Cash & Cash Equivalents:
Cash & Cash Equivalents at Beginning of Year:
At the start of 2024, the company had Rs. 14.63 Lakhs in cash and cash equivalents, which is lower than the Rs. 20.67 Lakhs it had at the beginning of 2023. This suggests a decrease in cash reserves at the beginning of the year, which is a concerning sign, especially when considering the negative cash flows from operating activities.

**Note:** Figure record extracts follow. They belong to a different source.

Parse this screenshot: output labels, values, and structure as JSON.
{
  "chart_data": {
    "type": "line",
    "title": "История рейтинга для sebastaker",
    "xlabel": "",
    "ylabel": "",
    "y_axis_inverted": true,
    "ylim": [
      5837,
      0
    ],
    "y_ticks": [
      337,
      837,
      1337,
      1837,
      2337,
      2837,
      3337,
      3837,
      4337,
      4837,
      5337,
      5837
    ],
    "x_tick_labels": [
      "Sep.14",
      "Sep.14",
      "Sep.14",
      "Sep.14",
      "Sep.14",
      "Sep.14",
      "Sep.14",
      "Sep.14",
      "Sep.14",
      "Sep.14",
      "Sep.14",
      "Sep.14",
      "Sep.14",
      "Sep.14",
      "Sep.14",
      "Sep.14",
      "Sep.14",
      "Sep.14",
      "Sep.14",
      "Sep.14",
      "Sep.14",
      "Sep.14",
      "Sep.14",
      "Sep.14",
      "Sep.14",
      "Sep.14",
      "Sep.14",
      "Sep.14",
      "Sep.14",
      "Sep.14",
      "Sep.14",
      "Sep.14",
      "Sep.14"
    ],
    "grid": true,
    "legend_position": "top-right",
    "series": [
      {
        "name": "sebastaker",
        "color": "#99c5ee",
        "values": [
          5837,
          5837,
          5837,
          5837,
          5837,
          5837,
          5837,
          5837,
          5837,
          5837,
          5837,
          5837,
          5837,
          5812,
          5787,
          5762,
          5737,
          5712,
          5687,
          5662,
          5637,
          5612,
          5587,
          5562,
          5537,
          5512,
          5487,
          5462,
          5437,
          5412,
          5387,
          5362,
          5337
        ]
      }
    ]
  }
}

Cash & Cash Equivalents at End of Period:
By the end of the year, the company’s cash and cash equivalents had decreased further to Rs. 6.44 Lakhs, reflecting a decline of Rs. 8.19 Lakhs from the previous year. This decline in cash reserves is largely due to the negative cash flow from operations, highlighting that the company is using up its cash reserves to fund its operations, which could be unsustainable in the long term.
Particulars |
2024 |
2023 |
Capital to risk-weighted assets ratio (CRAR) |
0.52 |
0.51 |
Tier I CRAR |
0.52 |
0.51 |
Liquidity Coverage Ratio |
13.15 |
11.83 |
Here is a summary of the financial and operational metrics for Goldedge Estate And Investments Limited for the year 2024 and 2023:
Capital to Risk-Weighted Assets Ratio (CRAR):
The Capital to Risk-Weighted Assets Ratio (CRAR) is a measure of a financial institution's capital adequacy, showing the proportion of a bank's capital in relation to its risk-weighted assets. A higher CRAR indicates a greater ability to absorb potential losses. In this case, the CRAR increased slightly from 0.51 in 2023 to 0.52 in 2024, suggesting that the bank's capital adequacy improved marginally.
Tier I CRAR:
The Tier I Capital to Risk-Weighted Assets Ratio (Tier I CRAR) specifically measures the core capital of a bank (common equity and disclosed reserves) relative to its risk-weighted assets. A higher Tier I ratio indicates that the bank has a strong core capital base, which is crucial for absorbing losses. The Tier I CRAR remains at 0.52 in 2024, which is unchanged from 2023. This is consistent with the overall CRAR ratio, and like the overall CRAR, the Tier I ratio is quite low and suggests that the bank may not have a strong capital cushion to absorb risks from its operations or investments. Liquidity Coverage Ratio (LCR):
The Liquidity Coverage Ratio (LCR) measures the ability of a bank to meet its short-term liquidity needs, ensuring it has enough high-quality liquid assets (HQLA) to cover its total net cash outflows over a 30-day stress period. The LCR is an important indicator of a bank's short-term financial health and stability. An LCR of 13.15 in 2024, up from 11.83 in 2023, indicates a slight improvement in the bank's liquidity position. While the LCR is well above the regulatory minimum of 100% (in most jurisdictions), the values here are unusually high, suggesting that the bank may be holding excess liquidity.